First of all, I got to apologize to you because I should have brought this thing up to you much sooner. The person is going to go, Okay, what is it? Well, one of the things I’ve noticed is quite frequently, you make these out of left field comments on one of these calls with clients. I got some examples I could share with you. Sometimes, 10% of the time or so, they’re actually helpful because you’re quite a creative thinker. But there are other times when it takes the conversation, unless I pull it back, it’s a totally different direction in ways that I think are rubbing our clients the wrong way, making it harder for us to make progress on stuff, and also endangering some of the deals.

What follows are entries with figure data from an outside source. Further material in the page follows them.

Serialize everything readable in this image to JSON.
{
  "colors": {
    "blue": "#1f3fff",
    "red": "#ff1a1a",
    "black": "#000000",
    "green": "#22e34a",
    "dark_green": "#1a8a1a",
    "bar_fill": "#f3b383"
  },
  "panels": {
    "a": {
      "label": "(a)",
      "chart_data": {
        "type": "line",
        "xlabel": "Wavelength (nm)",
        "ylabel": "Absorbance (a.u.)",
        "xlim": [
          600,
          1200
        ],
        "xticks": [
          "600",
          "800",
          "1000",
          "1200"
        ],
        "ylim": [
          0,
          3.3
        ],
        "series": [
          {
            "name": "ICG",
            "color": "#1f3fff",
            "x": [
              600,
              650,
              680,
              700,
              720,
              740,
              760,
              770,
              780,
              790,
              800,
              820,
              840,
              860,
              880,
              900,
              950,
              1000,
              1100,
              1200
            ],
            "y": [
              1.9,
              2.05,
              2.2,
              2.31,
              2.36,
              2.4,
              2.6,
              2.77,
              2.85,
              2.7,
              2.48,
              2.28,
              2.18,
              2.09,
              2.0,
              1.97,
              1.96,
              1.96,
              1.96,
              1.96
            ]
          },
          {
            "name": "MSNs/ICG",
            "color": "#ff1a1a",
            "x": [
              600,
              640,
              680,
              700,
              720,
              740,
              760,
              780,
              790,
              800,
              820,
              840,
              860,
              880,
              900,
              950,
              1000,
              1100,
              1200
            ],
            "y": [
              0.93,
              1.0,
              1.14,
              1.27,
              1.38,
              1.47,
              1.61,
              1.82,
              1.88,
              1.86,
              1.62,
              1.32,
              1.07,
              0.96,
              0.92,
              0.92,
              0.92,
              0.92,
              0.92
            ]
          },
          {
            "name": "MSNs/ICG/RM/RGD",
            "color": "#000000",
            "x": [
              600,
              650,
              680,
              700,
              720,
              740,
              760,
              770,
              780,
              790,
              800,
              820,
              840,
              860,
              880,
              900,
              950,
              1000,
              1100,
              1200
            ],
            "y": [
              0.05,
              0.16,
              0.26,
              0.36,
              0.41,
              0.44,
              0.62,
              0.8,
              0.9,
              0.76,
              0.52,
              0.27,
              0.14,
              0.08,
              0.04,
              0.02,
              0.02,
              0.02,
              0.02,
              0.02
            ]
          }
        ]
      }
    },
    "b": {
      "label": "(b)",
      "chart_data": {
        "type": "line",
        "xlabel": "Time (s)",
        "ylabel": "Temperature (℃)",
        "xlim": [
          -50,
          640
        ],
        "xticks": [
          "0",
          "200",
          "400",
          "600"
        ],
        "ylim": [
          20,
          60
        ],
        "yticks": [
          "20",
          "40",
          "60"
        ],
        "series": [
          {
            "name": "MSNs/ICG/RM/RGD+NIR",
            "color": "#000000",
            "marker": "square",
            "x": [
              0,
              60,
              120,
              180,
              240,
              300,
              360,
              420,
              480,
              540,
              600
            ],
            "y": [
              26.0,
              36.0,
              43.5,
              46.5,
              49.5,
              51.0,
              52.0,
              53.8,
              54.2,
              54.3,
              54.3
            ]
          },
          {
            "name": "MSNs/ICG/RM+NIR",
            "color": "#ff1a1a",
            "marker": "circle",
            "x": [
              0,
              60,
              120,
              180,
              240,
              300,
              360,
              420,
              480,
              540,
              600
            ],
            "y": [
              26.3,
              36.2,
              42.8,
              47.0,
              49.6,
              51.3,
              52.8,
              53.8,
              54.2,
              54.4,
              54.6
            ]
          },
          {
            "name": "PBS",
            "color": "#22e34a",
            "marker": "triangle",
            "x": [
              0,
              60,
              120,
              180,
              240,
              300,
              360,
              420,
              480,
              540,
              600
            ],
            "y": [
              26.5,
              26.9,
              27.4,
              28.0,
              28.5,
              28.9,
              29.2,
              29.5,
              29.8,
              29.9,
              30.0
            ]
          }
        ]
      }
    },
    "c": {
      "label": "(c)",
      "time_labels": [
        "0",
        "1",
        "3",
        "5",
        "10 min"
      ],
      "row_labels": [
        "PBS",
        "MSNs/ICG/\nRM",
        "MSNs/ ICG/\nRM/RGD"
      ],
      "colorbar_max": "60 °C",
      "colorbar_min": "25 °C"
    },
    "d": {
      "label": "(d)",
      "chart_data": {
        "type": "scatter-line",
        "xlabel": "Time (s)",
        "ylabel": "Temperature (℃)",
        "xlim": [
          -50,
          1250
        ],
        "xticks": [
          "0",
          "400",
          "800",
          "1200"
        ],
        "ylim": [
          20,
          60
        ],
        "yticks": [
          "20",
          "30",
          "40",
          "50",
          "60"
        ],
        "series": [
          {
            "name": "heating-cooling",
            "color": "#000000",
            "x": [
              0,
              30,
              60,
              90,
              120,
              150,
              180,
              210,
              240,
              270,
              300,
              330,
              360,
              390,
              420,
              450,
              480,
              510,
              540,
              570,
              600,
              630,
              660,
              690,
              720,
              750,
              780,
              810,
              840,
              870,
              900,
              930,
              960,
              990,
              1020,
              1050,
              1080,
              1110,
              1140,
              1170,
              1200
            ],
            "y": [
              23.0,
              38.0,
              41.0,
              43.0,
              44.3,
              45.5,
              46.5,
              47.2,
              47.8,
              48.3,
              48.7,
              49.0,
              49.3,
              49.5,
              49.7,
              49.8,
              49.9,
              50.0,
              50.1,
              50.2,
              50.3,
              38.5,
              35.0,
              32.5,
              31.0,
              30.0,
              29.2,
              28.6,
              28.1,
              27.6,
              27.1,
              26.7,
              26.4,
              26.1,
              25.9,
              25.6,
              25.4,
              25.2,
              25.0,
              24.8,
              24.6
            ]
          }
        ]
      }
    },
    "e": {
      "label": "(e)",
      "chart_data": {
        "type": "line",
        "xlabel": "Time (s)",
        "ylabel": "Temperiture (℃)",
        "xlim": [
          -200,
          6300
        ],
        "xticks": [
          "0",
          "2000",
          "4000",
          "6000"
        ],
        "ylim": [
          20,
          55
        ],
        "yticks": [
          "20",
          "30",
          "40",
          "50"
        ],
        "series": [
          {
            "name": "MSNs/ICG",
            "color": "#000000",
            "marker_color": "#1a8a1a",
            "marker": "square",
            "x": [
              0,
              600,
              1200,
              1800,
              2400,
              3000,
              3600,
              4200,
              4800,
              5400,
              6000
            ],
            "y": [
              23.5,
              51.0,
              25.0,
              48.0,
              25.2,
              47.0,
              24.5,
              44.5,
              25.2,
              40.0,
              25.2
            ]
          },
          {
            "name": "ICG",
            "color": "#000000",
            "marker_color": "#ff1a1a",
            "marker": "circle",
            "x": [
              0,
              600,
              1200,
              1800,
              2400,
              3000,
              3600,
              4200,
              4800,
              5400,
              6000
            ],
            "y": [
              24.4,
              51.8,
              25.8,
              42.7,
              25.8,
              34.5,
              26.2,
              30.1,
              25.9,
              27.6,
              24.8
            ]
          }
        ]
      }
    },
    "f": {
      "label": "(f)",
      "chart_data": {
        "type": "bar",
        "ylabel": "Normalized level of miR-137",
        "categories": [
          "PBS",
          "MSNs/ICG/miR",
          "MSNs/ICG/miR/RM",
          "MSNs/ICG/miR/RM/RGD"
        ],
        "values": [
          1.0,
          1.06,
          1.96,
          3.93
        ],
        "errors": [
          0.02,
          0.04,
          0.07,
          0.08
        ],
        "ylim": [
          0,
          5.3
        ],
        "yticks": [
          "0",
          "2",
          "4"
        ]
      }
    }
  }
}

Okay. Now, notice, I gave point of view. I didn’t quite give data. I gave reasoning. I didn’t give any examples yet. So the data is absent, and I explained why she should care or he should care in this case. Then the next move would just say, Yeah, but what do you think about that, Ron? So that’s the three-step routine. And it’s not aggressive, and it’s meant to be a dialog versus a verdict.

Yes. Which is important. Which is important, as you’re talking, is in those conversations, what I’m picking up on I’m noticing is, is this a dialog? Is it conversation versus accusation and nailing people down?

That’s great. Conversation, not accusation. That’s great, Ron.

And I think that’s important. It’s what I’m hearing from you. I love the process because oftentimes when you want to have candid conversations, you come across very accusatory. But what you said is, I noticed this versus you’re doing this, which is a total different thing. This is what I’m seeing. Tell me what’s happening. Let them explain the gap for us. So if you’re listening and you’re watching, be very Be careful of having accusations because people will defend it, even if they’re wrong. Some people will defend their bad behavior or what’s wrong because it’s a part of their character. But when you say, Hey, I noticed this, what’s happening? What’s happening in real-time as I’m watching it unfold? So notice things that’s happening. Have a dialog or conversation versus accusation.